Traditional methods can no longer meet the needs of the explosive growth of biomedical data.

## Core Technologies and System Architecture of AI Drug Repurposing

### Core Technologies
1. **Knowledge Graph**: Integrates multi-source data such as DrugBank and OMIM, constructs a drug-disease-gene association network, and reveals potential therapeutic paths through entity nodes and relationship edges
2. **Large Language Model**: Processes unstructured literature, extracts entity relationships, understands context, infers hypotheses, and generates verifiable scientific conclusions
3. **Multi-agent Collaboration**: Under the CrewAI framework, agents for data collection, knowledge integration, hypothesis generation, evidence evaluation, and priority ranking work collaboratively

### End-to-end System Architecture
- **Data Layer**: Integrates structured (database) and unstructured (literature) data and updates in real time
- **Knowledge Graph Construction Layer**: Entity recognition, relationship extraction, graph embedding (GNN)
- **Reasoning Layer**: Link prediction, path reasoning, large model enhancement, multi-agent collaboration
- **Evaluation Layer**: Evaluation of literature evidence, mechanism rationality, safety, and clinical value
- **Output Layer**: Candidate drug list, mechanism explanation, evidence report, visualization interface

## Practical Application Case of AI Drug Repurposing: Candidate Screening for Alzheimer's Disease

Taking Alzheimer's disease as an example, the system process is as follows:
1. **Knowledge graph query**: Obtain information such as pathogenic genes (APP/PSEN1/PSEN2), pathological features, and signaling pathways
2. **Candidate identification**: Find drugs acting on relevant pathways (e.g., anti-inflammatory drugs)
3. **Literature mining**: Retrieve studies supporting the protective effect of the drug in Alzheimer's disease models
4. **Mechanism reasoning**: The drug reduces amyloid toxicity by inhibiting neuroinflammation
5. **Safety evaluation**: Focus on side effects in elderly patients
6. **Priority ranking**: Generate candidate list and report

This process takes only a few minutes to hours, much faster than the weeks/months required by traditional methods.

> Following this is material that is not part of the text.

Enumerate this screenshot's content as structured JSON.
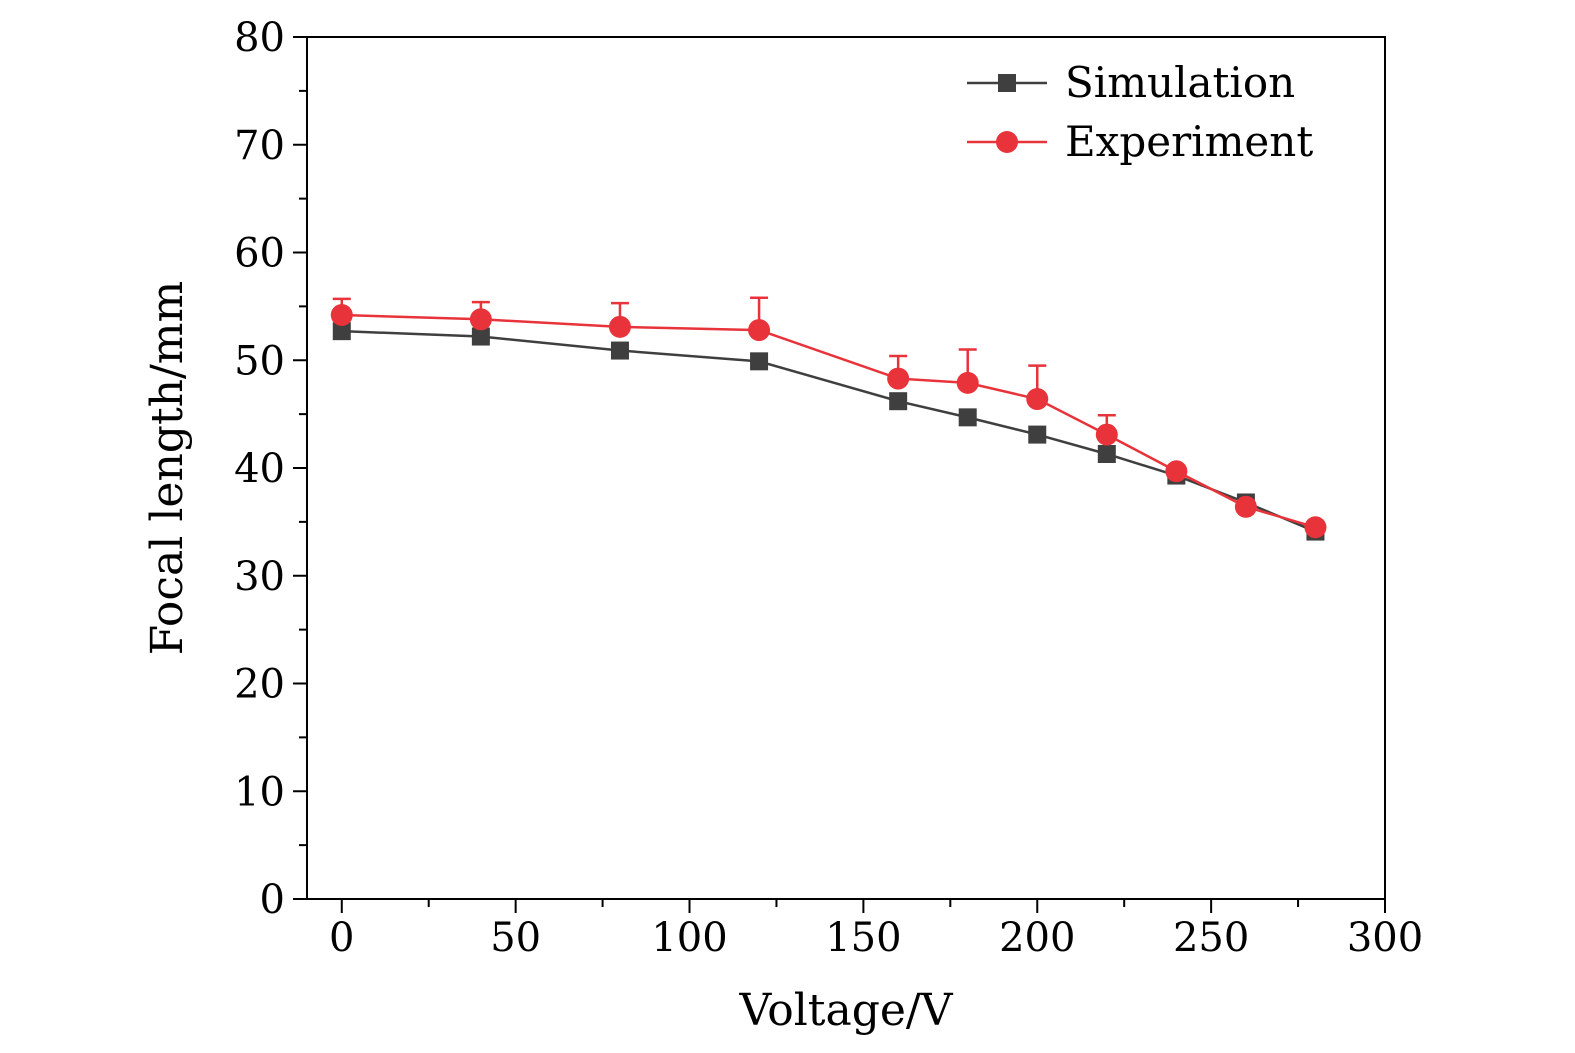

## Technical Challenges and Solutions of AI Drug Repurposing

### Challenges and Responses
1. **Data Quality**: Noise/inconsistency/missing → Cleaning and standardization + entity linking + quality assessment
2. **Graph Sparsity**: Few known relationships → Large model supplements literature knowledge + GNN topological reasoning
3. **Causal Identification**: Correlation ≠ causation → Causal inference + time series data + mechanism knowledge
4. **Clinical Translation**: Laboratory results are difficult to reproduce → Multi-level verification (computational → in vitro → animal → clinical) + real-world data
5. **Interpretability**: Black-box prediction → Interpretable reasoning paths + confidence scores + human-machine collaboration

## Future Outlook and Conclusion of AI Drug Repurposing

### Future Outlook
- Larger-scale knowledge graphs: Cover more entities and relationships
- Multimodal models: Integrate text/molecule/protein/image data
- Agent collaboration upgrade: More autonomous handling of complex tasks
- Dry-wet experiment closed loop: Accelerate candidate verification
- Personalized repurposing: Based on individual patient characteristics

### Conclusion
AI technologies (knowledge graph + large model + multi-agent) provide an efficient path for drug repurposing. Although experimental verification and expert judgment are needed, it has become a powerful assistant in drug development, accelerating the transformation from "ten years to sharpen a sword" to "old drugs for new uses", and bringing hope to patients for faster access to effective treatment.